Lies or contextually relevant reporting?

In a recent blog post titled Lies, Damn Lies. “Data Journalism” and Charts That Don’t Start at 0, the author takes issue with the chart accompanying the below tweet from Heidi N. Moore.

Instead, we are told, this chart should have its y-axis start at zero. And in so doing, we see that the employment ratio is "nowhere near a 'ski jump.'" (The data are also broken out between men and women.)

Really? It is important to provide context when displaying data. In the context of these data, is it realistic that this employment ratio would ever be zero or even near zero? No? Then zero has no business being on the chart's axis and including it is the real distortion here.

But if I were to take issue with both of these charts, my peeve is that levels of a time series are often misleading. Let's, instead, look at the percent change in this ratio from a year earlier.

Whoa! What's up with that historically-low drop starting in 2008? It's almost like "falling off a cliff" or "a ski jump" or whatever hyperbole you choose.

Bottom line: context is important, not arbitrary axis rules. While Heidi Moore's chart was not perfect, it still got the right message across within the context of the story: employment took a nose dive going into the recession. In fact, such a drop is unprecedented over the history of the displayed data.


  1. Using charts to highlight context of any particular issue or joie d'affair is similar to a zoom lens on a Cannon EOS; the tighter the shot the more focus, but less perspective. In acute issues where short-term analyses are prudent the tighter lens may be appropriate, but in chronic issue where long-term analyses are required you want the smoothing effect of zero. Budgets, economic activity, social science research, etc., all benefit from the use of zero. Just my two cents...

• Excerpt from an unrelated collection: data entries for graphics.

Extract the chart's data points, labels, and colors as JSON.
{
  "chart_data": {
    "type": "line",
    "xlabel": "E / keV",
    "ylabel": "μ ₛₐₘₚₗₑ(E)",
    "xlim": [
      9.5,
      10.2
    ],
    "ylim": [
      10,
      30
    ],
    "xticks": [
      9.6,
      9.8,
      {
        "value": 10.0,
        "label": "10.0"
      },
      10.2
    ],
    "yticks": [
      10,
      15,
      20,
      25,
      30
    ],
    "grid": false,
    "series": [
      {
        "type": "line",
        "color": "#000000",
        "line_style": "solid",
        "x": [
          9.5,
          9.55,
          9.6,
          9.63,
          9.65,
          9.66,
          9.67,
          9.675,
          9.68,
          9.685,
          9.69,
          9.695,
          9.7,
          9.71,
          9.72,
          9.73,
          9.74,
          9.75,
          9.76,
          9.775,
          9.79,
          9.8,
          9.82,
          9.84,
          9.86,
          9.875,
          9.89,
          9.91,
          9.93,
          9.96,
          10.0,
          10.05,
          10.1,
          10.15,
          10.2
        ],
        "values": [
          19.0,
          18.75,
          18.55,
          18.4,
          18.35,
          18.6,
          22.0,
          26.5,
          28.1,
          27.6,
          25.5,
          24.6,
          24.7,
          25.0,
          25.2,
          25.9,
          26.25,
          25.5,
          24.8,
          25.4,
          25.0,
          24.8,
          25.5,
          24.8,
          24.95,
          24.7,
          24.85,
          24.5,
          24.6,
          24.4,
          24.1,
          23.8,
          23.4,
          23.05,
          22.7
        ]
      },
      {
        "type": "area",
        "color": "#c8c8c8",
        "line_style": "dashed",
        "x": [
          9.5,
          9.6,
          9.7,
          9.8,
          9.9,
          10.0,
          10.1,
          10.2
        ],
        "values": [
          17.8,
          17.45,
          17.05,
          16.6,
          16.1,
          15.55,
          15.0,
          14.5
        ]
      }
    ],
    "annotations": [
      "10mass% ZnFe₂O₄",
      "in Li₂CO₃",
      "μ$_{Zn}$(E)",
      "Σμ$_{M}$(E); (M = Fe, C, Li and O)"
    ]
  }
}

    1. I understand the arguments put forward about not plotting misleading graphs. ('t_draw_misleading_graphs) But insisting that zero be on the y-axis is arbitrary. It's context that should dictate the scale of your y-axis (and the range of the x-axis), not an arbitrary value. Consider what zero would mean for the above series, nobody would be employed. That isn't a realistic value that those variables could take. And if I were measure those series as deviations from their means, they'd be centered on zero, but there'd be no new information.